Technology preview in Red Hat OpenShift 4.16
The oc adm upgrade status
command debuts as a technology preview in Red Hat OpenShift 4.16. This new subcommand is entirely client-side in its current version; you only need the 4.16 oc binary. It's safe to use in production environments as it only reads data without modifying any configurations.
How to Use oc adm upgrade status
To use this new feature, you must first enable it by setting the OC_ENABLE_CMD_UPGRADE_STATUS
environment variable to true
:
export OC_ENABLE_CMD_UPGRADE_STATUS=true
Then run the command during an update:
$ oc adm upgrade status
= Control Plane =
Assessment: Progressing
Completion: 12%
Duration: 12m5s
Operator Status: 33 Healthy
Control Plane Nodes
NAME ASSESSMENT PHASE VERSION EST MESSAGE
ip-10-0-30-217.us-east-2.compute.internal Outdated Pending 4.14.0 ?
ip-10-0-53-40.us-east-2.compute.internal Outdated Pending 4.14.0 ?

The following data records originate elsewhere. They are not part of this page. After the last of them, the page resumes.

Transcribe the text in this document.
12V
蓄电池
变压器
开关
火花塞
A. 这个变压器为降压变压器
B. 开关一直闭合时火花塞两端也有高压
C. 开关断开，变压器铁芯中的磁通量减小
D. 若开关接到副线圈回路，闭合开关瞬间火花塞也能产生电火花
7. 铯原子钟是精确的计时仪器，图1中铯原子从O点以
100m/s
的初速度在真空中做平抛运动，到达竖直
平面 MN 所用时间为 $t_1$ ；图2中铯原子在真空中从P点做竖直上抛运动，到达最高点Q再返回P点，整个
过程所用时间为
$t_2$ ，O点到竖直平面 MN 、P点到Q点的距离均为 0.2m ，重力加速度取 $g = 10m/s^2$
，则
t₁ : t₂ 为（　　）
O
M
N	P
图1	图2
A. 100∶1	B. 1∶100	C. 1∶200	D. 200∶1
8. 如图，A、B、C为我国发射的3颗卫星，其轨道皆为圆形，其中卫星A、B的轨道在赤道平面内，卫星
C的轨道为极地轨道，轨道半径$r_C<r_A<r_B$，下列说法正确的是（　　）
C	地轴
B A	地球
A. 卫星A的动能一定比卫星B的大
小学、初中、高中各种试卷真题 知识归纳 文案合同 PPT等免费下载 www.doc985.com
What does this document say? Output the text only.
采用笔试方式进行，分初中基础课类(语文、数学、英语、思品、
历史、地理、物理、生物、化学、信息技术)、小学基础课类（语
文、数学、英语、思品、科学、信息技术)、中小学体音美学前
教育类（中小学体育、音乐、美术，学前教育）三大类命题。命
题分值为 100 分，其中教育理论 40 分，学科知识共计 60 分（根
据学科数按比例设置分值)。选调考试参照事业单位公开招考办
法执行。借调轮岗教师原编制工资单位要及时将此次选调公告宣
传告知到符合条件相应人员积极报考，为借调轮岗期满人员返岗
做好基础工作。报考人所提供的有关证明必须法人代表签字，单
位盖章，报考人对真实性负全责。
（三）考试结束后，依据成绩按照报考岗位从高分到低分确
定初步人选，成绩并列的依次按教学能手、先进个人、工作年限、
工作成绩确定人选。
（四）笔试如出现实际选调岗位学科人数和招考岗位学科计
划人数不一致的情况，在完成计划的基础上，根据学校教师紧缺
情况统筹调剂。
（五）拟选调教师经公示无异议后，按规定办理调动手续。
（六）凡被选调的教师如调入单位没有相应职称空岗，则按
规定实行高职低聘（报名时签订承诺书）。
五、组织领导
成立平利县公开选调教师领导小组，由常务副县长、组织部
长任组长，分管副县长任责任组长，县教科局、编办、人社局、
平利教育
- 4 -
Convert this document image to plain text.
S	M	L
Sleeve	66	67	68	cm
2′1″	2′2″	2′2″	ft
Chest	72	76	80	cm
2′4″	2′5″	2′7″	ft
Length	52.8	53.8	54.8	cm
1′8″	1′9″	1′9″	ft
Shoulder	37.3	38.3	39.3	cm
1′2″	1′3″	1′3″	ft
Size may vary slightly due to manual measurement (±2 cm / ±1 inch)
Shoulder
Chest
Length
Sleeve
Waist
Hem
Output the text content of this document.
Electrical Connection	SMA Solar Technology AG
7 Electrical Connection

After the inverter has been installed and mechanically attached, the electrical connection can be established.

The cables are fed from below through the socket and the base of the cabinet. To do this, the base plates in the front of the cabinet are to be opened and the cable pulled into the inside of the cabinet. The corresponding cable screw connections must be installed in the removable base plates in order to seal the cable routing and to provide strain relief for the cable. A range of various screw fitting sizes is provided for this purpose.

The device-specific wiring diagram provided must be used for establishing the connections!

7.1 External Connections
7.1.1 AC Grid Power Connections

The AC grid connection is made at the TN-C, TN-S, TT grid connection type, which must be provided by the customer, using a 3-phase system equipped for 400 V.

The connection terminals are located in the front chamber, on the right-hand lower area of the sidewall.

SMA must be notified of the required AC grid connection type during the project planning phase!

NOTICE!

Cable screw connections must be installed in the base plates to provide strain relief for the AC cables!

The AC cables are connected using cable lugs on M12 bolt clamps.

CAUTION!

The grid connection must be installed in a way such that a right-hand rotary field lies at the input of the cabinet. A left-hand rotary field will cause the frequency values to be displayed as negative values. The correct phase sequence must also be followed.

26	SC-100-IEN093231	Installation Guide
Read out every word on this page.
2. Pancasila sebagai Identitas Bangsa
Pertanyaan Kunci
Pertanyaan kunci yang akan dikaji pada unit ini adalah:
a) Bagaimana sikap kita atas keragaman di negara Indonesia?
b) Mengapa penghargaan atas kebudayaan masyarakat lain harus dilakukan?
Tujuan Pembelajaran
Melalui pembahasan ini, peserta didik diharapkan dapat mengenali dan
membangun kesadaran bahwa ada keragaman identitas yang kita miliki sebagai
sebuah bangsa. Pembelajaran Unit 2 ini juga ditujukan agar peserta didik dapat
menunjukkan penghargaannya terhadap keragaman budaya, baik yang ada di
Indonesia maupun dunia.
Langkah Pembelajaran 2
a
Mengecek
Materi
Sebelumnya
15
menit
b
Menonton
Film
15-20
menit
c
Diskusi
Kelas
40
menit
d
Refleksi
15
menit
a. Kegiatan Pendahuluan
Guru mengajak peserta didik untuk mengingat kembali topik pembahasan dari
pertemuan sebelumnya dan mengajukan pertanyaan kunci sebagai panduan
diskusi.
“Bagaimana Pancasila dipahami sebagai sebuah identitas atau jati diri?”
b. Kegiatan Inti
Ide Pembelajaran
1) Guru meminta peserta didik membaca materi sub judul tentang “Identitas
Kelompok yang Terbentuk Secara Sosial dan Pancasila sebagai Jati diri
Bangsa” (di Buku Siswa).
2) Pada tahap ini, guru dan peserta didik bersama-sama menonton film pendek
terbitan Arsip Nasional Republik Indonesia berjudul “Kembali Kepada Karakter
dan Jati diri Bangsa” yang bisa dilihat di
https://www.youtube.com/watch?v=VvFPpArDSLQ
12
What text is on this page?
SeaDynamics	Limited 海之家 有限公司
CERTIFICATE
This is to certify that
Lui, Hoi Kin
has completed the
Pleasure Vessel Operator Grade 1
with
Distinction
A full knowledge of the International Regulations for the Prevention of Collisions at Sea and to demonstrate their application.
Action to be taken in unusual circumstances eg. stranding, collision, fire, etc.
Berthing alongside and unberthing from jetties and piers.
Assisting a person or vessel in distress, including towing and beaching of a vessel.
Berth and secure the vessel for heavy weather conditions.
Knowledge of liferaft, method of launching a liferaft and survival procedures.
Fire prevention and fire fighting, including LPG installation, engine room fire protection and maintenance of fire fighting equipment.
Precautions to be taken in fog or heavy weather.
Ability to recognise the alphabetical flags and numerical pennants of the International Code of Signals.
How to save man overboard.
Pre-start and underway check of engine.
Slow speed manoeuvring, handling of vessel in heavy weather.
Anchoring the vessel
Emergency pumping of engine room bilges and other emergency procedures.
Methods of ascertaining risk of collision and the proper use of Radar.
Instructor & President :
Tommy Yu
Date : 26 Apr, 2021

ip-10-0-92-180.us-east-2.compute.internal Outdated Pending 4.14.0 ?
= Worker Upgrade =
= Worker Pool =
Worker Pool: worker
Assessment: Excluded
Completion: 0%
Worker Status: 3 Total, 3 Available, 0 Progressing, 3 Outdated, 0 Draining, 3 Excluded, 0 Degraded
Worker Pool Nodes
NAME ASSESSMENT PHASE VERSION EST MESSAGE
ip-10-0-20-162.us-east-2.compute.internal Excluded Paused 4.14.0 -
ip-10-0-4-159.us-east-2.compute.internal Excluded Paused 4.14.0 -
ip-10-0-99-40.us-east-2.compute.internal Excluded Paused 4.14.0 -
= Update Health =
SINCE LEVEL IMPACT MESSAGE
- Warning Update Stalled Outdated nodes in a paused pool 'worker' will not be updated
Run with --details=health for additional description and links to related online documentation
The command provides the following information:
- Control plane: Shows the progress, completion percentage, and health status of operators
- Worker upgrade: Details on worker nodes, including their current state and any issues affecting their upgrade process
- Update health: Offers insights into the health of the update process, highlighting any critical issues and providing actionable advice
Here's example output when the control plane nodes are updated first during an OpenShift update:
= Control Plane =
Assessment: Progressing
Completion: 97%
Duration: 1h58m50s
Operator Status: 28 Healthy, 1 Unavailable, 4 Available but degraded
Control Plane Nodes
NAME ASSESSMENT PHASE VERSION EST MESSAGE
ip-10-0-30-217.us-east-2.compute.internal Outdated Pending 4.14.0-rc.3 ?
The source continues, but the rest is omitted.